© JUNGE FREIHEIT Verlag GmbH & Co.  www.jungefreiheit.de    30/97  18. Juli 1997

 
 
Nato: Die interessierten Dritten der Osterweiterung
Historische Fragen
Meinungsbeitrag von Franz Uhle-Wettler

Im Jahr 1985 lud eine deutsche Panzerdivision zu ihrem Neujahrsempfang am 18. Januar ein. Der Kommandeur der amerikanischen Partnerdivision rief sofort an: An diesem Tag käme er besonders gern. Die französische Partnerdivision hingegen ließ wissen, am Gründungstag des deutschen Reiches werde sie nicht kommen können. Nur im deutschen Divisionsstab hatte es keine Reaktion gegeben. Der 18. Januar war unbekannt. Andere Völker kennen unsere Geschichte oft besser als wir.

Was das mit der NATO-Osterweiterung zu tun hat?

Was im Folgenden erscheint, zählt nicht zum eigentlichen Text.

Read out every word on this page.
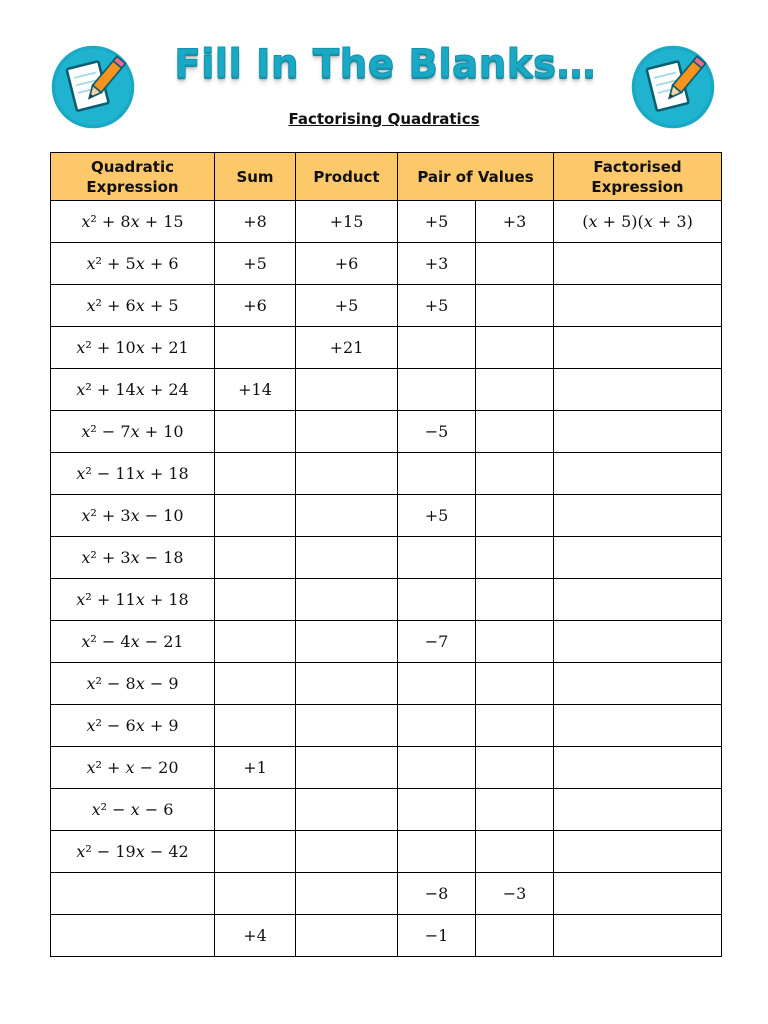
Fill In The Blanks…
Factorising Quadratics
Quadratic Expression	Sum	Product	Pair of Values		Factorised Expression
x² + 8x + 15	+8	+15	+5	+3	(x + 5)(x + 3)
x² + 5x + 6	+5	+6	+3		
x² + 6x + 5	+6	+5	+5		
x² + 10x + 21		+21			
x² + 14x + 24	+14				
x² − 7x + 10			−5		
x² − 11x + 18					
x² + 3x − 10			+5		
x² + 3x − 18					
x² + 11x + 18					
x² − 4x − 21			−7		
x² − 8x − 9					
x² − 6x + 9					
x² + x − 20	+1				
x² − x − 6					
x² − 19x − 42					
			−8	−3	
	+4		−1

Dieses: Wir denken ideologisch und Geschichte besteht nur aus den bekannten zwölf Jahren. Und nachdem wir uns (angeblich?) auf dem "deutschen Sonderweg" fehlentwickelt hatten, haben wir 1945 unsere Lektion gelernt und ruhen nun still und fügsam am Busen der Westlichen Wertegemeinschaft. Peinlich nur, daß andere Völker historisch und politisch, also in Jahrhunderten denken. Das ermöglicht manches, vor dem der Bundesbürger die Augen verschließt. Auch in Bezug auf die NATO.

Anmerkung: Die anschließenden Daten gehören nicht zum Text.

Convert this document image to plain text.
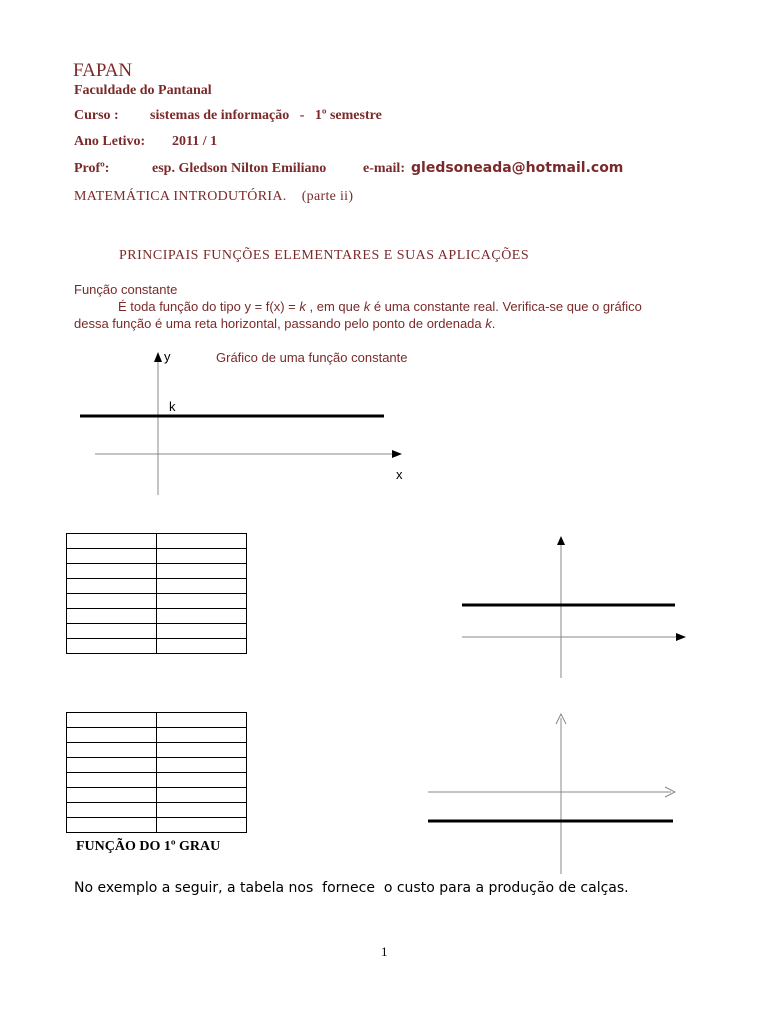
FAPAN
Faculdade do Pantanal
Curso : sistemas de informação   -   1º semestre
Ano Letivo: 2011 / 1
Profº:	esp. Gledson Nilton Emiliano	e-mail: gledsoneada@hotmail.com
MATEMÁTICA INTRODUTÓRIA.    (parte ii)
PRINCIPAIS FUNÇÕES ELEMENTARES E SUAS APLICAÇÕES
Função constante
É toda função do tipo y = f(x) = k , em que k é uma constante real. Verifica-se que o gráfico
dessa função é uma reta horizontal, passando pelo ponto de ordenada k.
Gráfico de uma função constante
y
x
k

FUNÇÃO DO 1º GRAU
No exemplo a seguir, a tabela nos  fornece  o custo para a produção de calças.
1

Als der Warschauer Pakt verendete, forderten die USA fast ultimativ den Fortbestand der NATO. Nur die NATO ermöglicht es ihnen, Truppen fast überall in Europa zu stationieren. Sie gibt ihnen zugleich einen massiven Einfluß auf alle NATO-Staaten. Mithin haben die USA natürlich die NATO bald erweitern wollen, wie stets von der gehorsamen Bundesrepublik unterstützt.
Ein zweiter Zweck trat hinzu. 1991 schrieb immerhin Time Magazine, ganz Washington sei sich in einem Punkt einig, den allerdings kein Amtsträger öffentlich aussprechen würde: Deutschland muß im Westen "verankert" bleiben, und man verankere Schiffe mit einer "langen, eisernen Kette" um sie so in "wohlwollender Gefangenschaft" zu halten. 1992 verkündete Frau Thatcher öffentlich, bisher habe die NATO vor den Sowjets schützen müssen, in Zukunft aber vor den Deutschen. Sehr ähnlich äußerte sich 1992 und 1993 Henry Kissinger sogar in deutschen Zeitungen. Das läßt erahnen, was in den Amtsstuben besprochen wird.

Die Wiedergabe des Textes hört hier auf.